“Mom, I’m home!” she said, closing the kitchen door behind her.
“Hi, honey!” her mother called out in response.
Alex went straight upstairs to her room to practice her self-defense drills in front of the full-length mirror in her bedroom. She did her elbow strikes and palm strikes. She had started her shaolin kempo karate training at a dojo in Boston a little over a year ago. She’d known nothing about defending herself back then, but she had shot to the top of the students in her class. She had learned how to strike with her hands, elbows, and forearms, how to break her opponent’s balance, and how to take them down. She had also become proficient with knives, swords, and nunchakus.
She practiced removing the switchblade she had taken to fastening to her arm just below her wrist with an elastic headband and bringing it to an attack position in one fluid move. The she practiced the jabs and the slashes. When she had started training, she had cut her hand badly. She’d managed to hide it from her mother until it healed over—she didn’t want anyone to know about the knife. Now, she never cut herself anymore. In fact, it looked like she could really do some damage with the short blade.
Up until recently, her room had still been a little girl’s room. Her stuffed animals had occupied almost half the bed, which had a pink ornamented headboard, and she’d had a pink dresser to match, covered with old stickers that she had put up in her preteen years. It had undergone a drastic change since. There was nothing pink to be found at all. She had a plain adult bed with no headboard now, and a simple wooden dresser. On the walls she had posters of rock climbers and runners. On one wall she had her exercise routine, and a calendar where she had checked the days that she had performed it. The chain of checks was unbroken for three months now, and she was going strong. She had become obsessed with physical training, with the goal of being able to defend herself in any situation.
Once she was done, she took a shower, dressed, and made sure that the blade was secure and well hidden under the sleeve of her fleece shirt, then she went downstairs to the kitchen to get some water. She mixed cold with room-temperature water in a glass and downed it. As she put the glass down, she thought she saw something out of the corner of her eye.
“Mom?”
“Yeah, Alex?” her mother called out from her room upstairs.
“Nothing,” Alex replied. “Never mind.”
As she walked back up to her room, she thought she heard footsteps downstairs. She stopped dead in her tracks.
“Dad?” He was supposed to be in the city again, but it was always possible that he would come back early. “Is that you?”
When she reached the bottom of the stairwell, two men in black ski masks appeared in front of her. She screamed, but it was cut short when one of them grabbed her and put her in a chokehold from the rear. She could feel his breath in her ear, and was disgusted by the warmth of his body against hers.
Out of the corner of her eye, she saw the other man heading upstairs. Alex tried to elbow and kick the one holding her, but it was no use. In training, she could break anyone’s headlock—but this wasn’t training. There was no sensei to call off the strike here. Thinking quickly, she slipped the switchblade from under her sleeve, just like she had just practiced. Clutching it in her right hand, she thrust the knife backwards, into left side of the man’s neck. She felt his blood splattering on the side of her face and head. He roared and released her. He fell to the ground, grasping at his neck to stop the bleeding.

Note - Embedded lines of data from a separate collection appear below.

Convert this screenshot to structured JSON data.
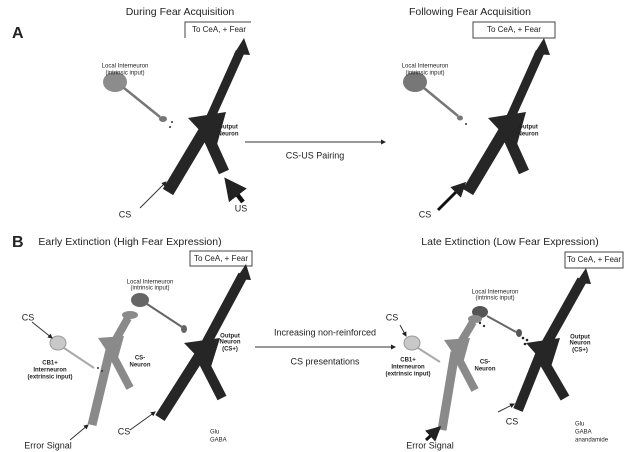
{
  "panel_a": {
    "letter": "A",
    "left": {
      "title": "During Fear Acquisition",
      "target": "To CeA, + Fear",
      "interneuron": [
        "Local Interneuron",
        "(intrinsic input)"
      ],
      "output": [
        "Output",
        "Neuron"
      ],
      "cs": "CS",
      "us": "US"
    },
    "arrow": "CS-US Pairing",
    "right": {
      "title": "Following Fear Acquisition",
      "target": "To CeA, + Fear",
      "interneuron": [
        "Local Interneuron",
        "(intrinsic input)"
      ],
      "output": [
        "Output",
        "Neuron"
      ],
      "cs": "CS"
    }
  },
  "panel_b": {
    "letter": "B",
    "left": {
      "title": "Early Extinction (High Fear Expression)",
      "target": "To CeA, + Fear",
      "interneuron": [
        "Local Interneuron",
        "(intrinsic input)"
      ],
      "output": [
        "Output",
        "Neuron",
        "(CS+)"
      ],
      "cs_top": "CS",
      "cb1": [
        "CB1+",
        "Interneuron",
        "(extrinsic input)"
      ],
      "cs_minus": [
        "CS-",
        "Neuron"
      ],
      "cs_bottom": "CS",
      "error": "Error Signal",
      "legend": [
        "Glu",
        "GABA"
      ]
    },
    "arrow": [
      "Increasing non-reinforced",
      "CS presentations"
    ],
    "right": {
      "title": "Late Extinction (Low Fear Expression)",
      "target": "To CeA, + Fear",
      "interneuron": [
        "Local Interneuron",
        "(intrinsic input)"
      ],
      "output": [
        "Output",
        "Neuron",
        "(CS+)"
      ],
      "cs_top": "CS",
      "cb1": [
        "CB1+",
        "Interneuron",
        "(extrinsic input)"
      ],
      "cs_minus": [
        "CS-",
        "Neuron"
      ],
      "cs_bottom": "CS",
      "error": "Error Signal",
      "legend": [
        "Glu",
        "GABA",
        "anandamide"
      ]
    }
  }
}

Without thinking, she went straight out the back door. She jumped over the fence and just kept on running, through the Harrisons’ backyard, from there out into the street, just running farther and farther away. She cried as she ran, choking with ragged breaths. The tears streamed down, her mind filled with the single purpose of getting as far away from the house as possible. Far, far away. She ran for minutes, but it felt like hours to her.
Her wits started to return to her, and the first thing that came to her mind was her mother. Her mother was in the house. Alex had panicked and left her mother there with the other masked man. The horror hit her all at once. She stopped running and, for a moment, just stood there, her fear on a perfect balance with her need to do something. Then she turned to run back to the house.
She ran as fast as she could, her already fatigued legs burning with the effort. The pain made her grit her teeth, push harder, go faster, each moment of ache a barb that, in her mind, was penance for having run away. As she ran, she imagined having done something different: that she had used one of her father’s guns and taken the other man out by herself. This fantasy sharpened the pain, because in reality what she had done was flee.